Relatives set up tent camp in airport

MUAN, South Korea – Outside South Korea’s Muan International Airport, the smell of jet fuel is still in the air, days after a passenger plane landed and skidded off the runway, exploding in a fireball .

Inside the departure terminal, dozens of yellow and beige tents have been set up for relatives to sleep while rescuers search the rubble for the bodies of their loved ones. No one wants to leave while the harrowing identification process takes place.

It could take weeks or even months to identify the bodies of the 175 passengers and four crew members who died when Jeju Air Flight 2216 from Bangkok crashed around 9 a.m. local time on Sunday (7 p.m. ET on Saturday).

Surprisingly, two flight attendants in the back of the plane survived and one of them reportedly asked doctors “what happened” and “why am I here” after fainting.

Lee Dong-Suk, who lost his aunt and uncle in the crash, told NBC News on Monday that he thought the government should work faster to identify the bodies and provide more information to the families.

“At first the government told us that they had found the bodies and were making efforts to identify them. So we waited and waited because they didn’t tell us how long we had to wait, where to wait and what to do,” he said. “So, it became an endless wait with no end in sight for us.

“Honestly, I cannot accept what happened and that they died. “I feel like I’m dreaming,” she said, adding that she was focusing on caring for her grieving relatives.

“My turn to allow feelings of deep loss to wash over me is only when I’m alone at night,” he said. “Maybe I can accept reality when I see his photos during the funeral procession. “How can you accept that just a week ago they left you saying that they are going on a nice trip but that they will never return home?” he added.

Meanwhile, the search continues, with American investigators joining their South Korean counterparts on Tuesday.

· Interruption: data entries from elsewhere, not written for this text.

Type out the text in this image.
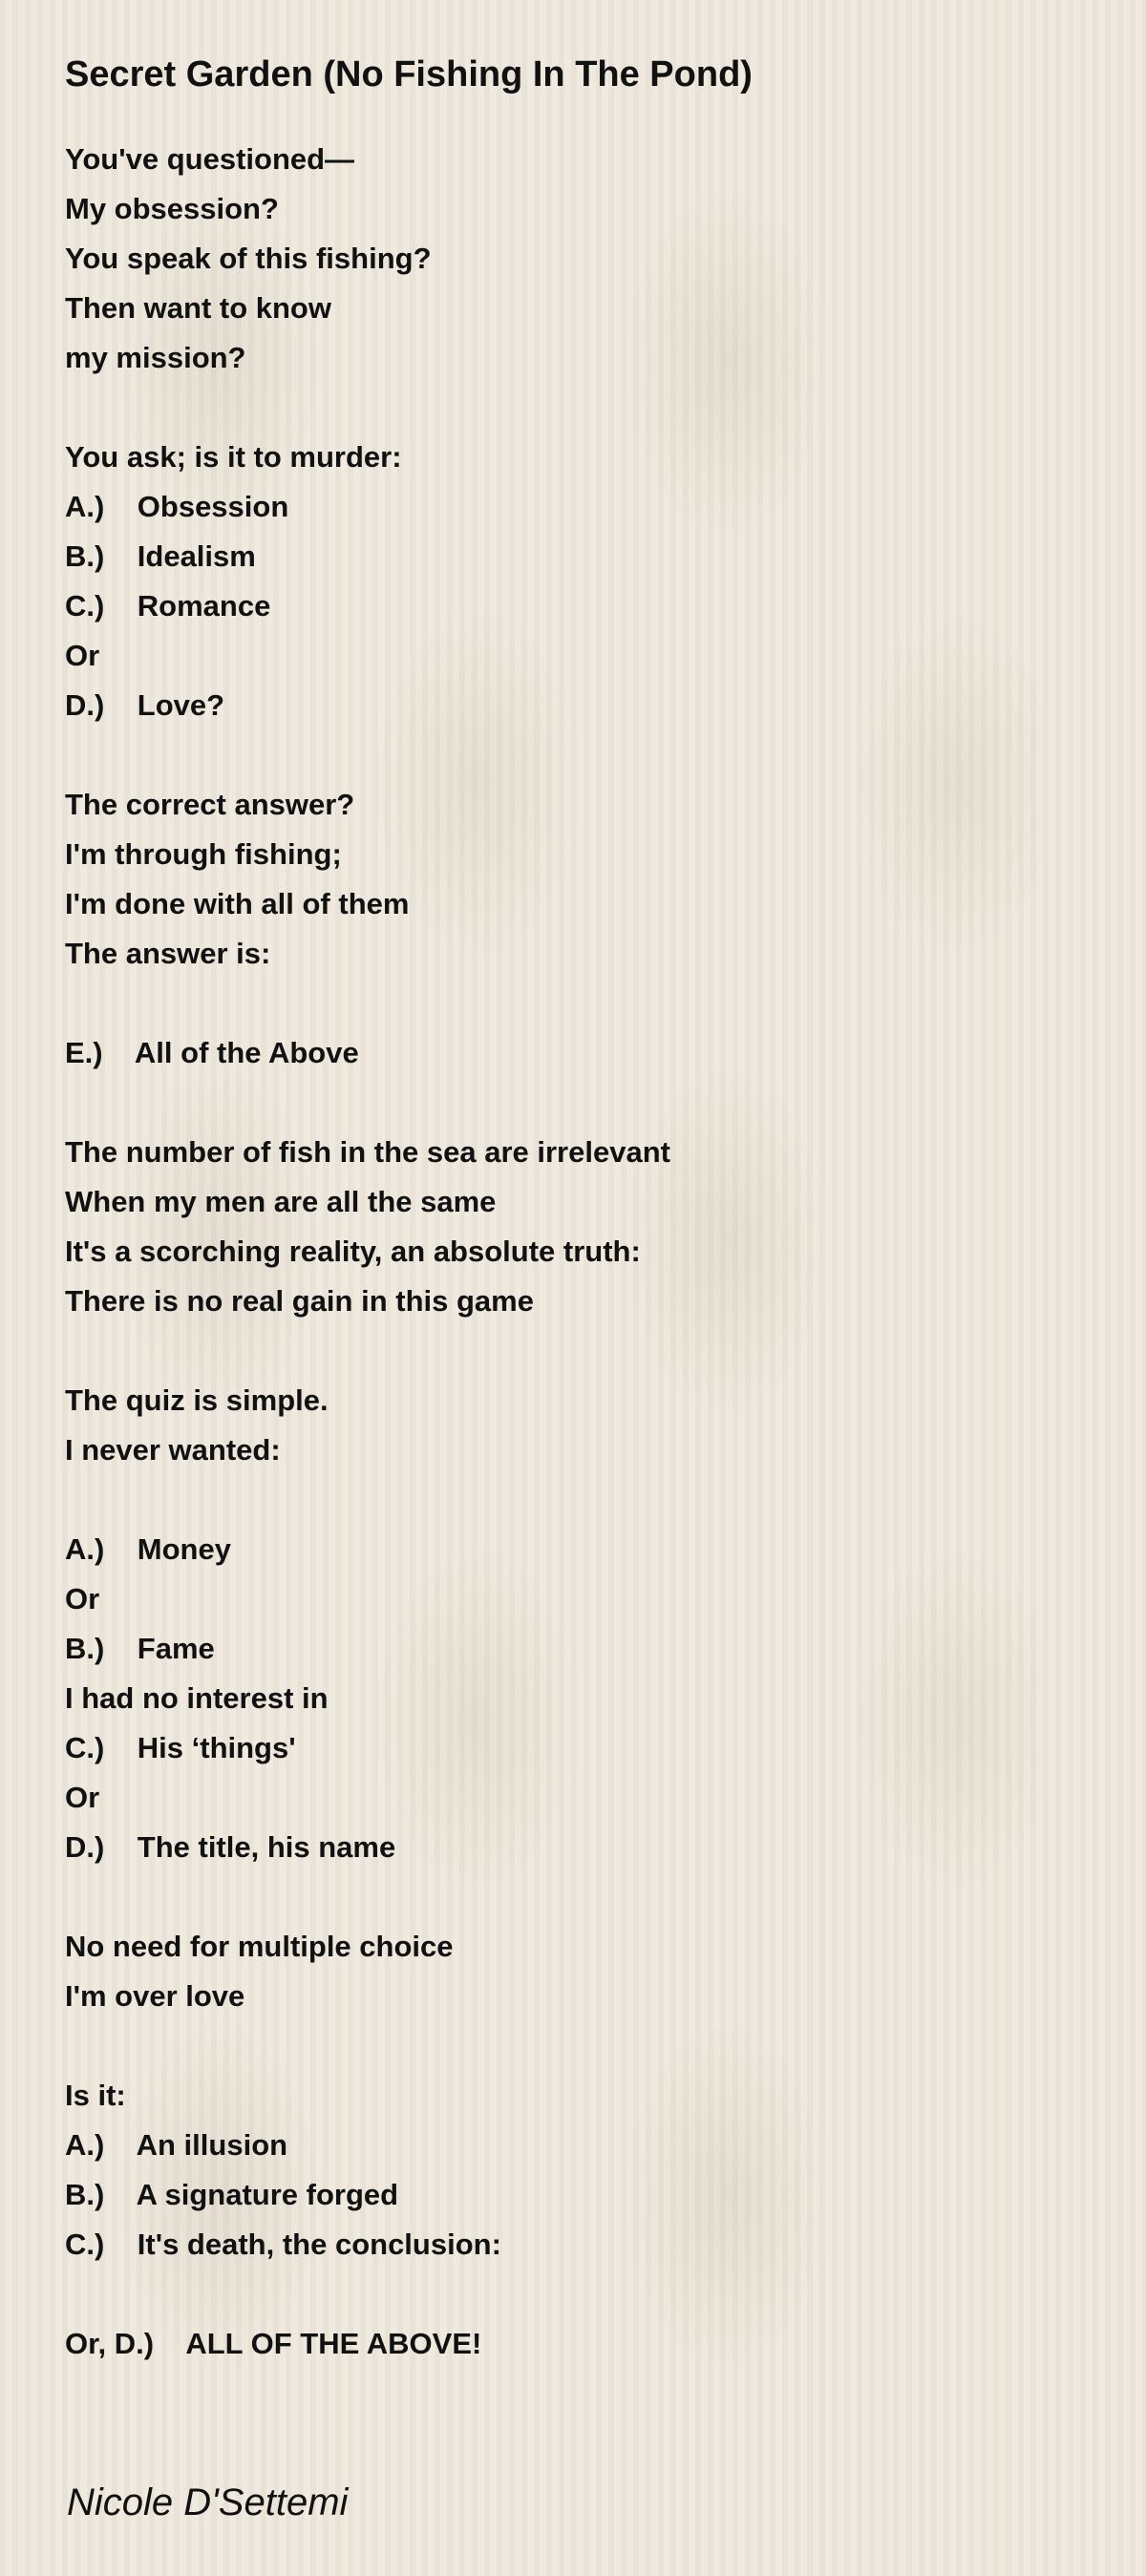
Secret Garden (No Fishing In The Pond)
You've questioned—
My obsession?
You speak of this fishing?
Then want to know
my mission?
You ask; is it to murder:
A.)    Obsession
B.)    Idealism
C.)    Romance
Or
D.)    Love?
The correct answer?
I'm through fishing;
I'm done with all of them
The answer is:
E.)    All of the Above
The number of fish in the sea are irrelevant
When my men are all the same
It's a scorching reality, an absolute truth:
There is no real gain in this game
The quiz is simple.
I never wanted:
A.)    Money
Or
B.)    Fame
I had no interest in
C.)    His ‘things'
Or
D.)    The title, his name
No need for multiple choice
I'm over love
Is it:
A.)    An illusion
B.)    A signature forged
C.)    It's death, the conclusion:
Or, D.)    ALL OF THE ABOVE!

Nicole D'Settemi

They arrived at the scene a day after South Korea’s acting president, Choi Sang-mok, ordered an emergency safety inspection of all air operations in the country. The country’s National Police Agency also said it was making every effort to speed up the identification of the bodies, allocating more personnel and equipment such as rapid DNA analyzers.

There is still no definitive answer as to what exactly caused the crash, but two black boxes recovered from the plane – the flight data recorder and the cockpit voice recorder – were transferred to a testing center on Monday morning.

But in a briefing on Monday, the pilot issued a warning of ” “bird strike”, used to warn of a collision. between at least one bird and a plane, shortly before the accident.

The pilot then declared “Mayday,” Yu said.